Amsterdam. Door de vereeniging het Nederlandsch Tooneel wordt de opvoering voorbereid van Tartuffe, naar eene bewerking van Jos. Alberdingk Thym en van eene overzetting (door Burgerdijk) van Shakespeare's Merchant of Venice.

- In De Brakke Grond werd den 7n October door de firma Roos eene kunstveiling gehouden, op welke onder andere toegewezen worden de volgende schilderijen: A. Mauve voor 181 gl., Rochussen, 300 gl., Roghman 120 gl., Schelfhout, 145 gl., Weber 120 gl., J.W. Bilders 200 gl., D. Bles 100 gl., J. Hintze 365 gl., K. Karsen 140 gl., M.A. Koekkoek 160 gl., een paar bijzonder luchtig gekleede vrouwenbeelden van Lefebvre 620 en 390 gl., een portret van B. Te Gempt, door Pieneman, 150 gl., H. Savry 155 gl., S.L. Verveer, Visschers op de Maas nabij Dordrecht, 1475 gl., een stukje van W. Verschuur, ter grootte van eene hand, 150 gl., W. Roelofs, Landschap nabij Abcoude, 1460 gl., H.F.C. Ten Kate, De valsche speler, 1000 gl., Jos Lies 345 gl., L. Blanc 240 en Noël 330 gl. Voor kopieën besteedde men onder andere: 200 gl., voor eene kopie naar N. Berchem, 360 gl., id. naar F. Bol, 70 gl., id. naar Rubens 120 gl., id. naar Schotel, 80 gl., id. naar Meissonier 126 gl.
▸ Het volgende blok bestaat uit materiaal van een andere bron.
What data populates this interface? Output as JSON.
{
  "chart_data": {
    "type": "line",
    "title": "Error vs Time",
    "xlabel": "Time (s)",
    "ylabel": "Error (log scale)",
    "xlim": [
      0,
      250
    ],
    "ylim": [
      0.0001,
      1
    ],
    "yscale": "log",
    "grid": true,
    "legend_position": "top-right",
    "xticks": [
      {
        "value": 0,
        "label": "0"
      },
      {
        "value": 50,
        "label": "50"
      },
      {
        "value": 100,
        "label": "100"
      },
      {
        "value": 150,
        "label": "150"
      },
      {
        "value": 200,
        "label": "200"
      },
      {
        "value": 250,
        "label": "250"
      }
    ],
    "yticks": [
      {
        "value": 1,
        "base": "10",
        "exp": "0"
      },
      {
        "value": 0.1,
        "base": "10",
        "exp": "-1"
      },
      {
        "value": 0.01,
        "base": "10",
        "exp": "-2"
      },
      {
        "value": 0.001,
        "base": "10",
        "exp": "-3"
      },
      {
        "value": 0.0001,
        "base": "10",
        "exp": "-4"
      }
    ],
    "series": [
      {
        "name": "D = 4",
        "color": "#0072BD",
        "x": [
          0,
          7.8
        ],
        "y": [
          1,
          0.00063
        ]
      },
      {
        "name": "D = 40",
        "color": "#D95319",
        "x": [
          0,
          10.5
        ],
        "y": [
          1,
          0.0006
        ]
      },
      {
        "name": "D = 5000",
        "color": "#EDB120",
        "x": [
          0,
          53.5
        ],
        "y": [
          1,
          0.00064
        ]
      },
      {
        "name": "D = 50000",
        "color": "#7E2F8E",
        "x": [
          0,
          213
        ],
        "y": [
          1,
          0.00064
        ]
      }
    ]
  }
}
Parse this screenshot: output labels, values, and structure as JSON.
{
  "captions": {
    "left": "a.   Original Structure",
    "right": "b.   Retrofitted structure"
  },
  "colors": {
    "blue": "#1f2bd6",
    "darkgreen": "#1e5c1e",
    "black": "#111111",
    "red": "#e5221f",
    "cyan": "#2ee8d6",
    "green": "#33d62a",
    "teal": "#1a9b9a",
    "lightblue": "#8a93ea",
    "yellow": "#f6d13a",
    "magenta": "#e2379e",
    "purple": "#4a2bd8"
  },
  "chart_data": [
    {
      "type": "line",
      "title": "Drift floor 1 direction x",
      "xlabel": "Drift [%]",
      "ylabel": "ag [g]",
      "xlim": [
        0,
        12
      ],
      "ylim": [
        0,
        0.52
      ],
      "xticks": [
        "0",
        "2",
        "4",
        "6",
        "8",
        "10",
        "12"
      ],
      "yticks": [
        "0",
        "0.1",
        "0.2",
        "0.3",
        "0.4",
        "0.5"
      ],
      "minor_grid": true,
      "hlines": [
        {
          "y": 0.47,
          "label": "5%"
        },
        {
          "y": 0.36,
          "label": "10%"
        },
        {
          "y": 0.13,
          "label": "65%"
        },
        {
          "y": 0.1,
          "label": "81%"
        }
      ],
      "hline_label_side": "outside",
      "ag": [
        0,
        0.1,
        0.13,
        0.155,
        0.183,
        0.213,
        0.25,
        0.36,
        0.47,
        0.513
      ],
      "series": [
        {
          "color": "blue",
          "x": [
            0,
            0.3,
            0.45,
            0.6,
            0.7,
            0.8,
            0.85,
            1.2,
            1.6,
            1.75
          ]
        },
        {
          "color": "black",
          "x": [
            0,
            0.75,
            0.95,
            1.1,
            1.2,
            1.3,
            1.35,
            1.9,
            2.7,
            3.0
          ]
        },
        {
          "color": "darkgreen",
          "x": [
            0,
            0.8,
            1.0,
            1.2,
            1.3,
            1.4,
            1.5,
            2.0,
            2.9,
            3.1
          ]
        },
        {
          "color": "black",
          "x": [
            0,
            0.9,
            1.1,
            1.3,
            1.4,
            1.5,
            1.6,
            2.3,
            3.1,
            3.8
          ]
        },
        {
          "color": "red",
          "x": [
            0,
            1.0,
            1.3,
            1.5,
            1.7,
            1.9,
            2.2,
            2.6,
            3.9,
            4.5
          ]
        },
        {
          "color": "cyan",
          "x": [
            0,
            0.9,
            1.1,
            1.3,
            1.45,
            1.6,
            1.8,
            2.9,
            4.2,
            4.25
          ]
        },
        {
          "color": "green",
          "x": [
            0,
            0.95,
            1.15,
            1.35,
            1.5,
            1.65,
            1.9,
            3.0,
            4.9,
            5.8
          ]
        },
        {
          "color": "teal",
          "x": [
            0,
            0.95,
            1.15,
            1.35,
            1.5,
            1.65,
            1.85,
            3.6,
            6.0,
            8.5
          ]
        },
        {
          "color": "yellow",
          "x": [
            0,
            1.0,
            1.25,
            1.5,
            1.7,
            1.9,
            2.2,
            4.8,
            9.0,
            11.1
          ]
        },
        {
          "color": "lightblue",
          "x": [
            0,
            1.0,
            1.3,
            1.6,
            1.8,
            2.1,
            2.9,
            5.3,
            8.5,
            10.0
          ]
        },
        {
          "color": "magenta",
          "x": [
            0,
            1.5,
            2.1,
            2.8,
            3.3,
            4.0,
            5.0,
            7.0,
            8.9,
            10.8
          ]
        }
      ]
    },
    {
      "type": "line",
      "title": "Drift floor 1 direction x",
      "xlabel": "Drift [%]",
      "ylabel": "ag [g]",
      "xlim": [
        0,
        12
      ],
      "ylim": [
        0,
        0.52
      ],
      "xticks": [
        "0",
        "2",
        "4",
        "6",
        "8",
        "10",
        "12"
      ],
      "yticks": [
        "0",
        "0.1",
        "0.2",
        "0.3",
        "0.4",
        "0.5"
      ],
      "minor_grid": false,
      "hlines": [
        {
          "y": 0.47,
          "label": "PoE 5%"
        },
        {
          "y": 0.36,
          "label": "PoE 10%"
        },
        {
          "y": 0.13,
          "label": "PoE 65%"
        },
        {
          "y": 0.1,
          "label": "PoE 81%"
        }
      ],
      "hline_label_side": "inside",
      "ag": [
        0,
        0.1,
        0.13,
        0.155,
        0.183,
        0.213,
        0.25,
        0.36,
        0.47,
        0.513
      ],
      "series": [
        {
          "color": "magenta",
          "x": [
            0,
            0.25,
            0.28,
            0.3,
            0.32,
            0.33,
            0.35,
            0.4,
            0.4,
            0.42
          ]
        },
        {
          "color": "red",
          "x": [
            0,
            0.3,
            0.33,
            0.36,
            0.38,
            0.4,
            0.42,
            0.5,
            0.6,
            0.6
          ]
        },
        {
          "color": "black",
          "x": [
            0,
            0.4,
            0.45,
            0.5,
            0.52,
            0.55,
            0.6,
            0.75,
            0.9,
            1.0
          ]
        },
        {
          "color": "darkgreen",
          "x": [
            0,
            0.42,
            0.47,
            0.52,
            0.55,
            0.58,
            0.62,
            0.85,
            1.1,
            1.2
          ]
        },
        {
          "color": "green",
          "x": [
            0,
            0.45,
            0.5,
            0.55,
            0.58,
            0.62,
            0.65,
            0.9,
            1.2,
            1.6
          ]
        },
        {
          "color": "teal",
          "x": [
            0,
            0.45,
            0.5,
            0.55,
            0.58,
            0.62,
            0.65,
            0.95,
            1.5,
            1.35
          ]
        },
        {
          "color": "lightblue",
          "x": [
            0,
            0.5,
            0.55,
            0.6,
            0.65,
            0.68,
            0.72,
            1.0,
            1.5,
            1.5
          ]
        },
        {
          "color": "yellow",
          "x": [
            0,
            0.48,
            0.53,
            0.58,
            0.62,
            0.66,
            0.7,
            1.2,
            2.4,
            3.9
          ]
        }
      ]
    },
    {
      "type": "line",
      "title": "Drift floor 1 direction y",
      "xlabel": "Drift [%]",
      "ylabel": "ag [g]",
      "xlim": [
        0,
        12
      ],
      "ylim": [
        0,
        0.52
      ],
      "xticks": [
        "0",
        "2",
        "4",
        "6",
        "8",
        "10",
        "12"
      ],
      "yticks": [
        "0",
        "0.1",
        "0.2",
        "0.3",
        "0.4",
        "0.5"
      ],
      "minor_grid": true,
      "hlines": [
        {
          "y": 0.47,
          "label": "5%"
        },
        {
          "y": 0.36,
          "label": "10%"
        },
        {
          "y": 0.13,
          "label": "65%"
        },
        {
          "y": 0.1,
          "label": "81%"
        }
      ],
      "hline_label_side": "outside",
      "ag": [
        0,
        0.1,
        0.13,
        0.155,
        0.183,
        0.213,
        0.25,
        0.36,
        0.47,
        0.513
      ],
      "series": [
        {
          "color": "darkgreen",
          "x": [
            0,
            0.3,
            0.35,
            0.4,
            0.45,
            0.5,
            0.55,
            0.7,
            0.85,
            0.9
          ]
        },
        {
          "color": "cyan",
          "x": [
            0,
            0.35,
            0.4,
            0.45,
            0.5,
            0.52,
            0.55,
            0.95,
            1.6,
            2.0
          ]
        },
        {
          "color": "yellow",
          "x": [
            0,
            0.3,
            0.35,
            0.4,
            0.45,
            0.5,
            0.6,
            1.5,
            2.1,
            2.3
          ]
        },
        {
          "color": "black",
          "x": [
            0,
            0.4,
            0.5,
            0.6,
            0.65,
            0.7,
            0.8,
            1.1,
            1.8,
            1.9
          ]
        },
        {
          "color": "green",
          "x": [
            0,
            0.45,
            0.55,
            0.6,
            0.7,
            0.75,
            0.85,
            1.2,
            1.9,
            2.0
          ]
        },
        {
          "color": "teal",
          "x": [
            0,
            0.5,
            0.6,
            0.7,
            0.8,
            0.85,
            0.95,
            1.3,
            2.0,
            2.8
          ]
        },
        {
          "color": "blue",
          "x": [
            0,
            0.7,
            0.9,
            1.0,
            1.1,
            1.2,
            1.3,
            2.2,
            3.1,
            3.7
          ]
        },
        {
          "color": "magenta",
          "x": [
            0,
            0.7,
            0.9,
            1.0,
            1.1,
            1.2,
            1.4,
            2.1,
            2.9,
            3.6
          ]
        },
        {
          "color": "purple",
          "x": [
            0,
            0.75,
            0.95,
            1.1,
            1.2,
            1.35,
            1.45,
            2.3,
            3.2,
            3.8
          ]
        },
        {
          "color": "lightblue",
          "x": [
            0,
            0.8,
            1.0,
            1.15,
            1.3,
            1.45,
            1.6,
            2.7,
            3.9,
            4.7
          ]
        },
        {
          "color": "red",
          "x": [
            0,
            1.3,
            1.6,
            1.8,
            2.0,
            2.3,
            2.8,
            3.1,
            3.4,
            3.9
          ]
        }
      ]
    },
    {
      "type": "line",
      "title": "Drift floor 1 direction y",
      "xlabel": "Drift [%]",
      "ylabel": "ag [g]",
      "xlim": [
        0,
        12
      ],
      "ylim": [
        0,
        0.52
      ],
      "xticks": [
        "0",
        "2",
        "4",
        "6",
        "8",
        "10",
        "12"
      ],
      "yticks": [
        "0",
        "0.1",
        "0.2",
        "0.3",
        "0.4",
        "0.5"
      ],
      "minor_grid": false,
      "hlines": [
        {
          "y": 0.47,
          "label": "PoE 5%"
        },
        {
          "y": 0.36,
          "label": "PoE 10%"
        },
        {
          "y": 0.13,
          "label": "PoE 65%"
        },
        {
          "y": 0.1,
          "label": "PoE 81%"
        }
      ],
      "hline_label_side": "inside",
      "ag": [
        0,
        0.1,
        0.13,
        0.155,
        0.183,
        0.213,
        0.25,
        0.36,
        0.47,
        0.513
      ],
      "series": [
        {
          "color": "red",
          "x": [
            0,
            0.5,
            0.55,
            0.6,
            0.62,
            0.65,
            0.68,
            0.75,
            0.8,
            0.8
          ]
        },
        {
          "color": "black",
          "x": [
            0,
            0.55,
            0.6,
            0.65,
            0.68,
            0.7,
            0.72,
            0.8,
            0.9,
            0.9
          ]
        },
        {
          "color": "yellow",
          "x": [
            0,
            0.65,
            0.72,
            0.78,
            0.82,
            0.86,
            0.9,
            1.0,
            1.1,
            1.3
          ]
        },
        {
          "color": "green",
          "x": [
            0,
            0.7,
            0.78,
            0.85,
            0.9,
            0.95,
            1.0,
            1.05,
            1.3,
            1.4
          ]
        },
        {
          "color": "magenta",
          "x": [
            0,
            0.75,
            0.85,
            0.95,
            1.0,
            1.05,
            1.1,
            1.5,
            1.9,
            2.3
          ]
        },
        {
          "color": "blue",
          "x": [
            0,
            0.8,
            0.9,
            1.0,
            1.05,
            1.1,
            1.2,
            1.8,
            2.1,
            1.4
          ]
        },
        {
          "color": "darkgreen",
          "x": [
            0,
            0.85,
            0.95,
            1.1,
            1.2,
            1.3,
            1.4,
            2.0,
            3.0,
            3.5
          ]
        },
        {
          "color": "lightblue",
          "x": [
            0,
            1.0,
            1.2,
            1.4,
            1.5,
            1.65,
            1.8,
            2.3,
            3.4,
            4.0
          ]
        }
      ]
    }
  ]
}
- In 1878 konden op de lagere scholen te Amsterdam 1820 kinderen geene plaats vinden. Het cijfer schijnt dit jaar nog grooter te zijn.

Leiden. De hoogleeraar D. Bierens de Haan heeft aan de hoogeschool ten geschenke gegeven zijne verzameling brochuren betreffende het onderwijs, meer dan 8000 in getal.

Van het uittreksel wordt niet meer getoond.